Зима пошла на убыль. Несколько дней даже сияло солнце, белое, зимнее, и вслед за светом почувствовалось тепло; с крыш домов капало на улицу, и лед на тротуарах трещал. Направляясь к реке, Лорен наблюдала в людях ощутимое, двойственное чувство облегчения и уничижения. По дороге через реку, в "Америкэн экспресс", она проходила мимо одной обуглившейся лачуги за другой; месиво из льда и пепла запачкало ее ботинки, на пальто осели снег и сажа. Чернели дверные проемы, из рам исчезли стекла, и все от авеню Опера до улицы Писцов было забросано мусором.

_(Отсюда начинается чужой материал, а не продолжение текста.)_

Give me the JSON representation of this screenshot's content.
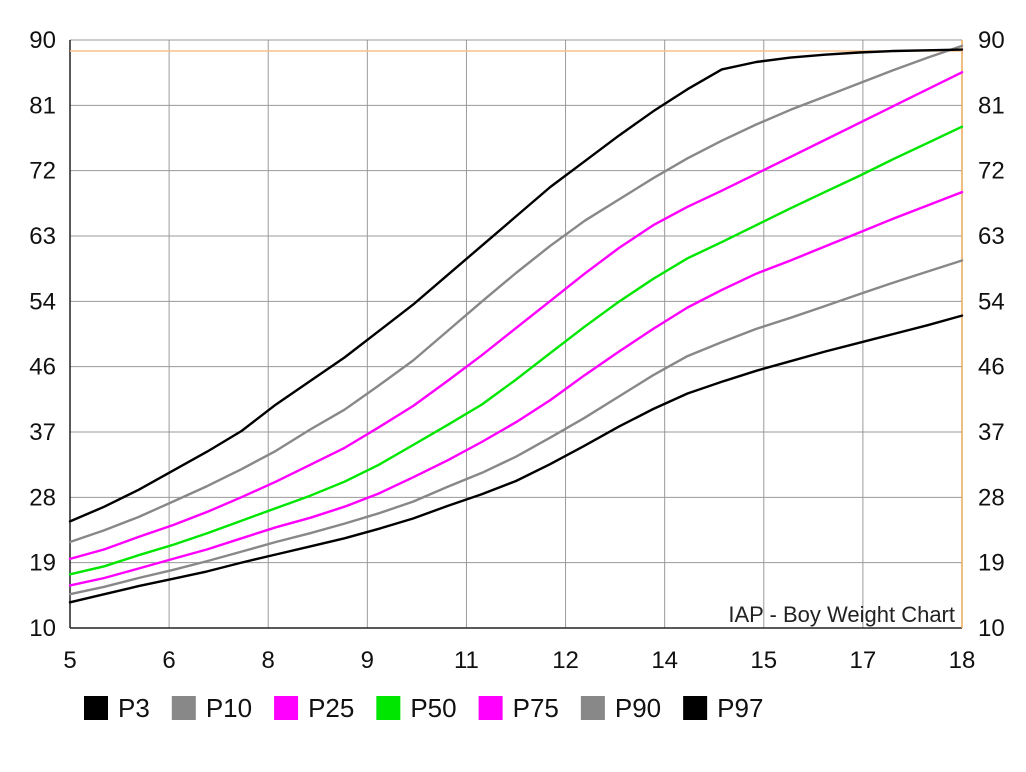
{
  "chart_data": {
    "type": "line",
    "title": "",
    "xlabel": "",
    "ylabel": "",
    "annotation": "IAP - Boy Weight Chart",
    "x_tick_labels": [
      "5",
      "6",
      "8",
      "9",
      "11",
      "12",
      "14",
      "15",
      "17",
      "18"
    ],
    "y_tick_labels": [
      "10",
      "19",
      "28",
      "37",
      "46",
      "54",
      "63",
      "72",
      "81",
      "90"
    ],
    "xlim": [
      5,
      18
    ],
    "ylim": [
      10,
      90
    ],
    "grid": true,
    "legend_position": "bottom",
    "reference_line": {
      "y": 88.5,
      "color": "#F5C08A"
    },
    "x": [
      5,
      5.5,
      6,
      6.5,
      7,
      7.5,
      8,
      8.5,
      9,
      9.5,
      10,
      10.5,
      11,
      11.5,
      12,
      12.5,
      13,
      13.5,
      14,
      14.5,
      15,
      15.5,
      16,
      16.5,
      17,
      17.5,
      18
    ],
    "series": [
      {
        "name": "P3",
        "color": "#000000",
        "values": [
          13.5,
          14.6,
          15.7,
          16.7,
          17.7,
          18.9,
          20.0,
          21.1,
          22.2,
          23.5,
          24.9,
          26.6,
          28.2,
          30.0,
          32.3,
          34.8,
          37.4,
          39.8,
          41.9,
          43.5,
          45.0,
          46.3,
          47.6,
          48.8,
          50.0,
          51.2,
          52.5
        ]
      },
      {
        "name": "P10",
        "color": "#888888",
        "values": [
          14.6,
          15.6,
          16.8,
          17.9,
          19.1,
          20.4,
          21.7,
          22.9,
          24.2,
          25.6,
          27.2,
          29.2,
          31.1,
          33.3,
          35.9,
          38.6,
          41.5,
          44.4,
          47.0,
          48.9,
          50.7,
          52.2,
          53.8,
          55.4,
          57.0,
          58.5,
          60.0
        ]
      },
      {
        "name": "P25",
        "color": "#FF00FF",
        "values": [
          15.8,
          16.8,
          18.1,
          19.4,
          20.7,
          22.2,
          23.7,
          25.0,
          26.5,
          28.3,
          30.5,
          32.8,
          35.3,
          38.0,
          41.0,
          44.4,
          47.6,
          50.7,
          53.6,
          56.0,
          58.2,
          60.0,
          61.9,
          63.8,
          65.7,
          67.5,
          69.3
        ]
      },
      {
        "name": "P50",
        "color": "#00E600",
        "values": [
          17.3,
          18.4,
          19.9,
          21.3,
          22.9,
          24.6,
          26.3,
          28.0,
          29.9,
          32.2,
          34.9,
          37.6,
          40.4,
          43.8,
          47.4,
          51.0,
          54.4,
          57.5,
          60.3,
          62.5,
          64.8,
          67.1,
          69.3,
          71.5,
          73.8,
          76.0,
          78.2
        ]
      },
      {
        "name": "P75",
        "color": "#FF00FF",
        "values": [
          19.4,
          20.7,
          22.4,
          24.0,
          25.8,
          27.8,
          29.9,
          32.2,
          34.5,
          37.3,
          40.2,
          43.6,
          47.1,
          50.8,
          54.5,
          58.2,
          61.7,
          64.8,
          67.3,
          69.5,
          71.8,
          74.1,
          76.4,
          78.7,
          81.0,
          83.3,
          85.6
        ]
      },
      {
        "name": "P90",
        "color": "#888888",
        "values": [
          21.7,
          23.3,
          25.1,
          27.2,
          29.3,
          31.6,
          34.1,
          37.0,
          39.7,
          43.0,
          46.4,
          50.4,
          54.4,
          58.3,
          62.0,
          65.4,
          68.3,
          71.2,
          73.9,
          76.3,
          78.5,
          80.5,
          82.3,
          84.1,
          85.9,
          87.6,
          89.2
        ]
      },
      {
        "name": "P97",
        "color": "#000000",
        "values": [
          24.5,
          26.5,
          28.8,
          31.4,
          34.0,
          36.8,
          40.4,
          43.6,
          46.8,
          50.4,
          54.0,
          58.0,
          62.0,
          66.0,
          70.0,
          73.5,
          77.0,
          80.3,
          83.3,
          86.0,
          87.0,
          87.6,
          88.0,
          88.3,
          88.5,
          88.6,
          88.7
        ]
      }
    ]
  }
}
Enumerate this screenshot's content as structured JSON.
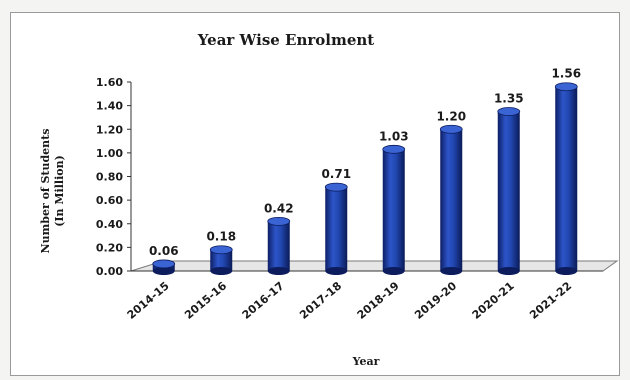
{
  "chart_data": {
    "type": "bar",
    "title": "Year Wise Enrolment",
    "xlabel": "Year",
    "ylabel": "Number of Students",
    "ylabel_line2": "(In Million)",
    "categories": [
      "2014-15",
      "2015-16",
      "2016-17",
      "2017-18",
      "2018-19",
      "2019-20",
      "2020-21",
      "2021-22"
    ],
    "values": [
      0.06,
      0.18,
      0.42,
      0.71,
      1.03,
      1.2,
      1.35,
      1.56
    ],
    "data_labels": [
      "0.06",
      "0.18",
      "0.42",
      "0.71",
      "1.03",
      "1.20",
      "1.35",
      "1.56"
    ],
    "ylim": [
      0,
      1.6
    ],
    "yticks": [
      "0.00",
      "0.20",
      "0.40",
      "0.60",
      "0.80",
      "1.00",
      "1.20",
      "1.40",
      "1.60"
    ],
    "grid": false,
    "legend": "none",
    "bar_color": "#1f3f9e"
  }
}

Когда, за минуты до закрытия, она вошла в "Америкэн экспресс", ее ждала очередная телеграмма от Джейсона. У нее не было времени послать ответ. Можно ответить на следующий день, подумала она, после того как она попрощается с Билли. Она покинула контору и зашла в кафе, повесила пальто на соседний стул и поставила коньячную бутыль на стол перед собой. Она заказала горячий чай. Она спросила у официанта время и, хотя до назначенной встречи с Мишелем оставался еще час, решила быстро допить чай и идти дальше. Она смотрела на передвигавшиеся по улице толпы и затем ужаснулась, увидев, как впервые за многие недели включаются уличные фонари.

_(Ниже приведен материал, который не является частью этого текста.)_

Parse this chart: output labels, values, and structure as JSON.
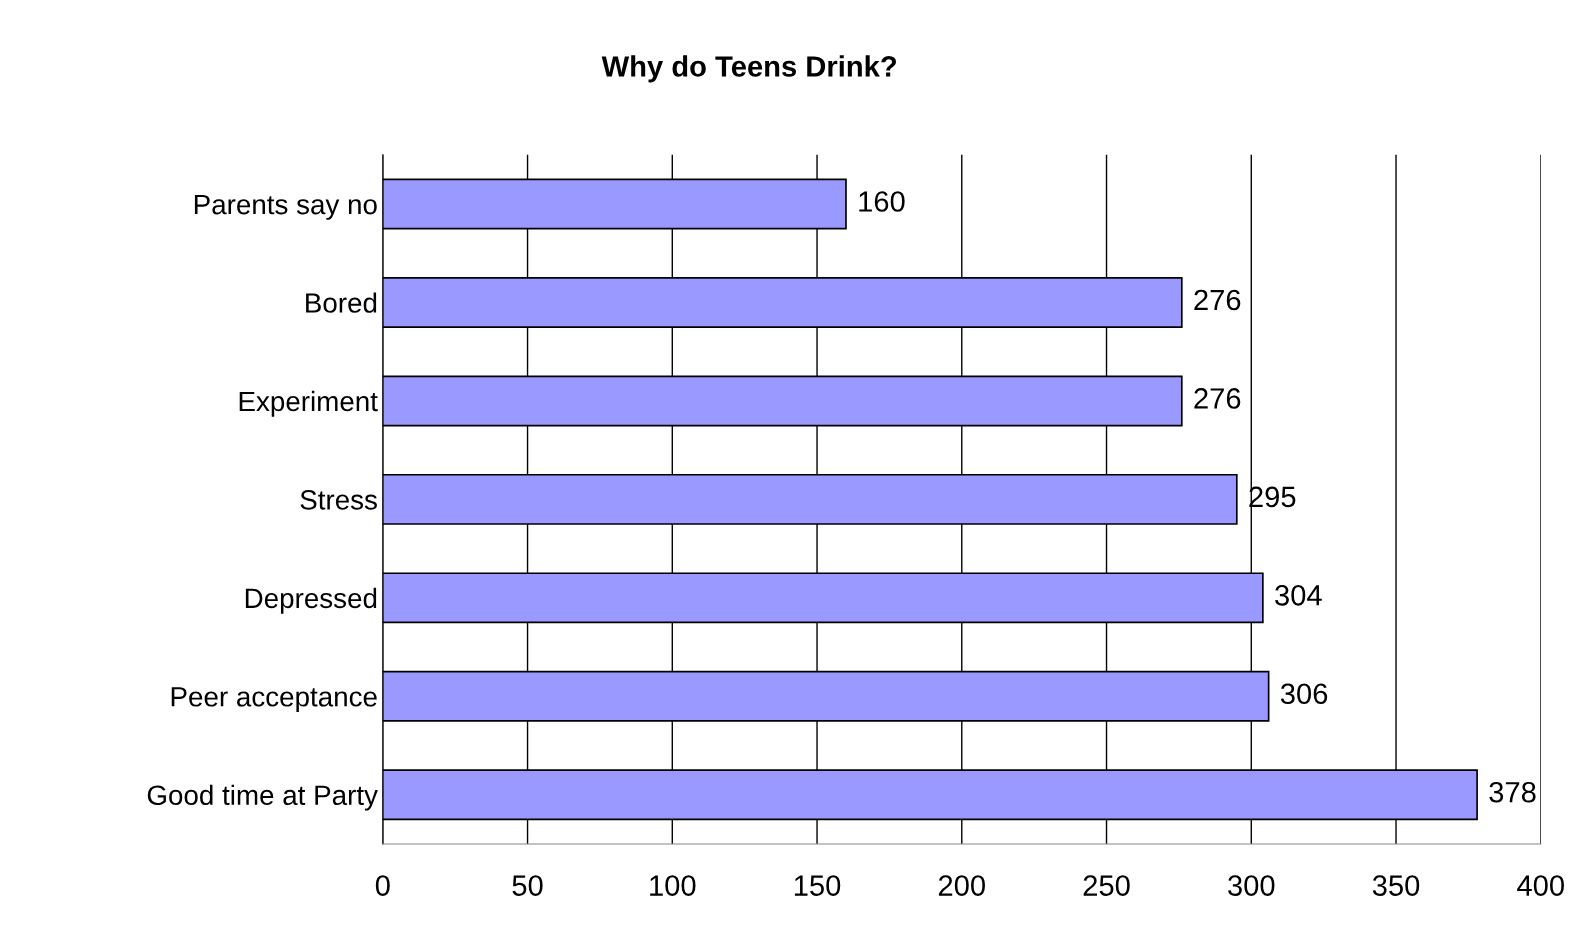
{
  "chart_data": {
    "type": "bar",
    "orientation": "horizontal",
    "title": "Why do Teens Drink?",
    "categories": [
      "Parents say no",
      "Bored",
      "Experiment",
      "Stress",
      "Depressed",
      "Peer acceptance",
      "Good time at Party"
    ],
    "values": [
      160,
      276,
      276,
      295,
      304,
      306,
      378
    ],
    "color": "#9999ff",
    "xlim": [
      0,
      400
    ],
    "xticks": [
      0,
      50,
      100,
      150,
      200,
      250,
      300,
      350,
      400
    ],
    "grid": "x",
    "data_labels": true
  }
}
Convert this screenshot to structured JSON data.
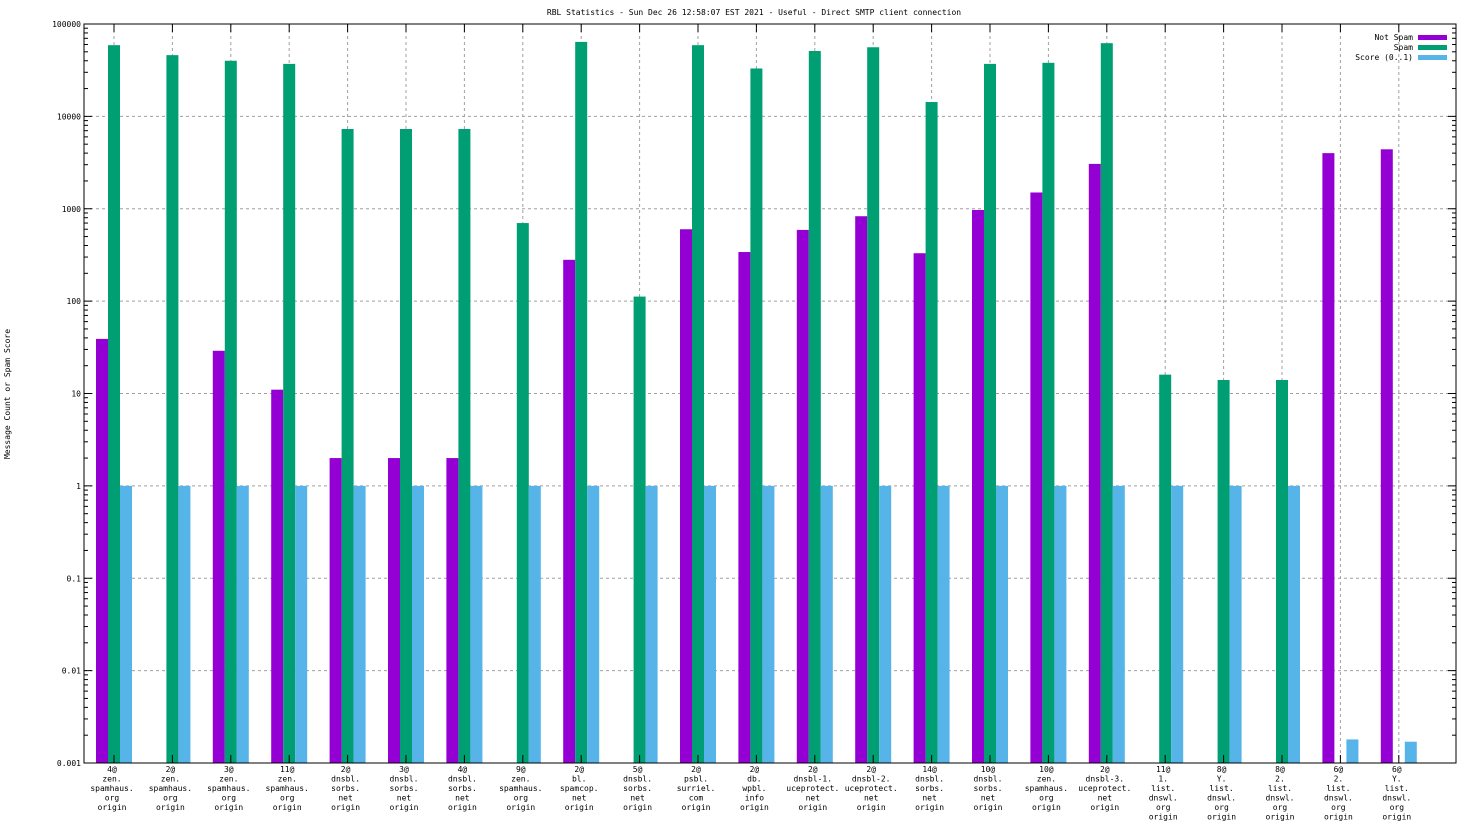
{
  "chart_data": {
    "type": "bar",
    "title": "RBL Statistics - Sun Dec 26 12:58:07 EST 2021 - Useful - Direct SMTP client connection",
    "xlabel": "",
    "ylabel": "Message Count or Spam Score",
    "yscale": "log",
    "ylim": [
      0.001,
      100000
    ],
    "yticks": [
      "0.001",
      "0.01",
      "0.1",
      "1",
      "10",
      "100",
      "1000",
      "10000",
      "100000"
    ],
    "grid": true,
    "legend_position": "top-right",
    "colors": {
      "Not Spam": "#9400d3",
      "Spam": "#009e73",
      "Score (0..1)": "#56b4e9"
    },
    "categories": [
      [
        "4@",
        "zen.",
        "spamhaus.",
        "org",
        "origin"
      ],
      [
        "2@",
        "zen.",
        "spamhaus.",
        "org",
        "origin"
      ],
      [
        "3@",
        "zen.",
        "spamhaus.",
        "org",
        "origin"
      ],
      [
        "11@",
        "zen.",
        "spamhaus.",
        "org",
        "origin"
      ],
      [
        "2@",
        "dnsbl.",
        "sorbs.",
        "net",
        "origin"
      ],
      [
        "3@",
        "dnsbl.",
        "sorbs.",
        "net",
        "origin"
      ],
      [
        "4@",
        "dnsbl.",
        "sorbs.",
        "net",
        "origin"
      ],
      [
        "9@",
        "zen.",
        "spamhaus.",
        "org",
        "origin"
      ],
      [
        "2@",
        "bl.",
        "spamcop.",
        "net",
        "origin"
      ],
      [
        "5@",
        "dnsbl.",
        "sorbs.",
        "net",
        "origin"
      ],
      [
        "2@",
        "psbl.",
        "surriel.",
        "com",
        "origin"
      ],
      [
        "2@",
        "db.",
        "wpbl.",
        "info",
        "origin"
      ],
      [
        "2@",
        "dnsbl-1.",
        "uceprotect.",
        "net",
        "origin"
      ],
      [
        "2@",
        "dnsbl-2.",
        "uceprotect.",
        "net",
        "origin"
      ],
      [
        "14@",
        "dnsbl.",
        "sorbs.",
        "net",
        "origin"
      ],
      [
        "10@",
        "dnsbl.",
        "sorbs.",
        "net",
        "origin"
      ],
      [
        "10@",
        "zen.",
        "spamhaus.",
        "org",
        "origin"
      ],
      [
        "2@",
        "dnsbl-3.",
        "uceprotect.",
        "net",
        "origin"
      ],
      [
        "11@",
        "1.",
        "list.",
        "dnswl.",
        "org",
        "origin"
      ],
      [
        "8@",
        "Y.",
        "list.",
        "dnswl.",
        "org",
        "origin"
      ],
      [
        "8@",
        "2.",
        "list.",
        "dnswl.",
        "org",
        "origin"
      ],
      [
        "6@",
        "2.",
        "list.",
        "dnswl.",
        "org",
        "origin"
      ],
      [
        "6@",
        "Y.",
        "list.",
        "dnswl.",
        "org",
        "origin"
      ]
    ],
    "series": [
      {
        "name": "Not Spam",
        "values": [
          39,
          null,
          29,
          11,
          2,
          2,
          2,
          null,
          280,
          null,
          600,
          340,
          590,
          830,
          330,
          970,
          1500,
          3060,
          null,
          null,
          null,
          4000,
          4400
        ]
      },
      {
        "name": "Spam",
        "values": [
          59000,
          46000,
          40000,
          37000,
          7300,
          7300,
          7300,
          700,
          64000,
          112,
          59000,
          33000,
          51000,
          56000,
          14300,
          37000,
          38000,
          62000,
          16,
          14,
          14,
          null,
          null
        ]
      },
      {
        "name": "Score (0..1)",
        "values": [
          1,
          1,
          1,
          1,
          1,
          1,
          1,
          1,
          1,
          1,
          1,
          1,
          1,
          1,
          1,
          1,
          1,
          1,
          1,
          1,
          1,
          0.0018,
          0.0017
        ]
      }
    ]
  }
}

Она подхватила бутылку и ушла в темноту; она вдруг поняла, насколько иначе выглядят частично освещенные улицы – в последние месяцы единственный свет исходил от костров и военных прожекторов, шаривших по городу в поиске поджигателей. Даже сейчас горели не все фонари, а скорей через один, через два; люди торопились от фонаря к фонарю по чередующимся пазухам темноты. Казалось, свет возмущает их – они приучились к этому.

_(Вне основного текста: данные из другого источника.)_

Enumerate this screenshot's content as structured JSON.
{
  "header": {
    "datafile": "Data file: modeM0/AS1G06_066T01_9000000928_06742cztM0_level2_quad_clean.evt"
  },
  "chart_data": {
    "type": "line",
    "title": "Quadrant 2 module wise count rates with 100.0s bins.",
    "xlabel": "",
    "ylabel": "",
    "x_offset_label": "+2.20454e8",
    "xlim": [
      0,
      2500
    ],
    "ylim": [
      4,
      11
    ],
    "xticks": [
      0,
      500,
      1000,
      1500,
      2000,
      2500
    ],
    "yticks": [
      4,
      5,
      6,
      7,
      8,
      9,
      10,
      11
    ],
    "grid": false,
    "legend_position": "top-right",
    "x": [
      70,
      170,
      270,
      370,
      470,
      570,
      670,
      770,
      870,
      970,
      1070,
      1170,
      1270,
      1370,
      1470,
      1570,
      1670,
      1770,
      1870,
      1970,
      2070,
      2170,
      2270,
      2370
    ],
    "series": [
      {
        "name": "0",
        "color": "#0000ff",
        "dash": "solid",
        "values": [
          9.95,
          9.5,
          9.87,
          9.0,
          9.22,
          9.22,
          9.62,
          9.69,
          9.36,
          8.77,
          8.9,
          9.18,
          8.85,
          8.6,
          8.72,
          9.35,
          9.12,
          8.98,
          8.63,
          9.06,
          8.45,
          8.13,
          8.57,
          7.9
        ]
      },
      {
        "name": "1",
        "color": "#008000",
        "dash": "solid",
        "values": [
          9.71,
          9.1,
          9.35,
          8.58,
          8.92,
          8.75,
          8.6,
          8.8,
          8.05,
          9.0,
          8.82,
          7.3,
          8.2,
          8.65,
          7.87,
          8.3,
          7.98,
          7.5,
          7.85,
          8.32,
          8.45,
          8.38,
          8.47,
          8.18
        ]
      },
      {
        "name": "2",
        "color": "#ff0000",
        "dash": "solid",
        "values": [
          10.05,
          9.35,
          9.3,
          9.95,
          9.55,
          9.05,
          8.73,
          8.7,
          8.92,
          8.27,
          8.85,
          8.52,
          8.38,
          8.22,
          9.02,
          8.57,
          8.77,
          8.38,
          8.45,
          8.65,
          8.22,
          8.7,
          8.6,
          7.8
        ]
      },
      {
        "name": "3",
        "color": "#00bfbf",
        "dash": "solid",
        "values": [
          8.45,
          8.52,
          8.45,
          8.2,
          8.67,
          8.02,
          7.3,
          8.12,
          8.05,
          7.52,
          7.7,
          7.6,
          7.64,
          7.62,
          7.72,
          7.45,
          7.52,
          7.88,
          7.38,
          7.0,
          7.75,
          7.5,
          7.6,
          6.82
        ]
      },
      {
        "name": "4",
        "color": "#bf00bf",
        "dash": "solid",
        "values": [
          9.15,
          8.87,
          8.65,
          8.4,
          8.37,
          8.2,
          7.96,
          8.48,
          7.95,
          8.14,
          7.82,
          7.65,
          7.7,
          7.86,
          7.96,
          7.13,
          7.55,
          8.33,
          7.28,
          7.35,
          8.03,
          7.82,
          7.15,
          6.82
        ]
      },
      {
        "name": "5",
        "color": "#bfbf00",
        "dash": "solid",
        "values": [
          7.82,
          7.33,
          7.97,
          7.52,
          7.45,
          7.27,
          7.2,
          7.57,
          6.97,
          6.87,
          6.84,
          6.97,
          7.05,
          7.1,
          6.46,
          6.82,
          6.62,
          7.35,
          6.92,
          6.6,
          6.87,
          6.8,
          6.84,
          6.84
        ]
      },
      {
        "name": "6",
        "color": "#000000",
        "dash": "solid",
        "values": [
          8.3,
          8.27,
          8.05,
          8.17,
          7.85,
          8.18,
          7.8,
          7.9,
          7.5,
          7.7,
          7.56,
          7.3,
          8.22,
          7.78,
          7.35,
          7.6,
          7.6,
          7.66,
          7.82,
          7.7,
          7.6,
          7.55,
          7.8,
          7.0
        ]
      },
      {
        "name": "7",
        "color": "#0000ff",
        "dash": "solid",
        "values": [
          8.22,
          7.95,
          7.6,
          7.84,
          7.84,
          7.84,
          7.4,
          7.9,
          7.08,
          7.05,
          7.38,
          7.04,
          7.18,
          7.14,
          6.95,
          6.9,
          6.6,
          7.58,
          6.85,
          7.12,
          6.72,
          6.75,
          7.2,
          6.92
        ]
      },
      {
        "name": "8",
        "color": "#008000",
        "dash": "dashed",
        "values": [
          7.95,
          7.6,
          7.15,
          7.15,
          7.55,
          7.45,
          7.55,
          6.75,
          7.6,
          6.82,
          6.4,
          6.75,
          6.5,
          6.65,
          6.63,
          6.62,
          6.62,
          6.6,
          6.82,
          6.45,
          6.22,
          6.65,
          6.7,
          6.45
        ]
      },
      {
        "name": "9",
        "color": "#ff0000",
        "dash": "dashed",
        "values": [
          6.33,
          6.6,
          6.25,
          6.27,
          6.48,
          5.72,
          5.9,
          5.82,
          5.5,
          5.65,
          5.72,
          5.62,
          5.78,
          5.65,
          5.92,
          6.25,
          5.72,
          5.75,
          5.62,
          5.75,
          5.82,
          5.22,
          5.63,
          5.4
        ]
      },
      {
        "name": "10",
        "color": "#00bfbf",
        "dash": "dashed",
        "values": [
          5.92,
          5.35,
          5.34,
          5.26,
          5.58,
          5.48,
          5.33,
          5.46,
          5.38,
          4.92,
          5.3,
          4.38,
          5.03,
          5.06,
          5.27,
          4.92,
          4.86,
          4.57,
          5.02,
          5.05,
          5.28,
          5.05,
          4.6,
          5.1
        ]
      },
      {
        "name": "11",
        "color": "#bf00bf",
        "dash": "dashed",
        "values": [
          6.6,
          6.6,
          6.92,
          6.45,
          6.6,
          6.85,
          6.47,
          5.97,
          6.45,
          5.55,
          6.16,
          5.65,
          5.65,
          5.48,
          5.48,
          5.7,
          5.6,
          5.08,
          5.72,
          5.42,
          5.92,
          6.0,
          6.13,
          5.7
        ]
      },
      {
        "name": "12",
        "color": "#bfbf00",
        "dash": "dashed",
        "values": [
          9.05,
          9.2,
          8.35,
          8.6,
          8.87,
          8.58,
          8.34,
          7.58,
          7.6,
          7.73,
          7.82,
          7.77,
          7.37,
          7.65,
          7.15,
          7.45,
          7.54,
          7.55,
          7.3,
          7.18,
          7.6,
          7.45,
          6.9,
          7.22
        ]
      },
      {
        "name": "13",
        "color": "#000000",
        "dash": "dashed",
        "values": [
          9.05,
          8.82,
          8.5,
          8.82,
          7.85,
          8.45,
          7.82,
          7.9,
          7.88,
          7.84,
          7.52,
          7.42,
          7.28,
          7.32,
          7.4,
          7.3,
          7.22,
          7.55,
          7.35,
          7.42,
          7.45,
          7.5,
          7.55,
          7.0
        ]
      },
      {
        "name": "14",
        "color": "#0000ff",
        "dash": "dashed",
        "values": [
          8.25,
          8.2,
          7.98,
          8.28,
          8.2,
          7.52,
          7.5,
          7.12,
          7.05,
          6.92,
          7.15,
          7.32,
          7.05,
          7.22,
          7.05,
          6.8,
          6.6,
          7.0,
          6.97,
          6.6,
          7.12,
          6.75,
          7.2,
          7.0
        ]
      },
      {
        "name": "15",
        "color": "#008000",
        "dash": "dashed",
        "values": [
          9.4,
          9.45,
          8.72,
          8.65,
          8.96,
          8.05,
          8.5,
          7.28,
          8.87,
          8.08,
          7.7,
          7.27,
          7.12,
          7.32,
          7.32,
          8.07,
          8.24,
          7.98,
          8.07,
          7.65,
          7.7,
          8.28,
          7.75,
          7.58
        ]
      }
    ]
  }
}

Поэтому ее изумило то, что она увидела всего в квартале от "Америкэн экспресс". Премьера – у входа были припаркованы лимузины, а на улице стояли огромные генераторы, подключенные к юпитерам, освещавшим холодный белый фасад Гранд-опера. Люди, разодетые в вечерние платья и строгие костюмы, даже в цилиндрах, шествовали на показ кинофильма. Словно зимы и не было. На улице собиралась толпа, которую отделяли от прибывавшей элиты бархатные канатики на позолоченных столбиках, а также несколько полицейских с серьезными лицами; Лорен уже слышала ропот. У всех в толпе были изможденные от долгой зимы лица, в то время как из лимузинов вылезали изнеженные, сияющие люди, ни один из которых не мерз ни единого мгновения.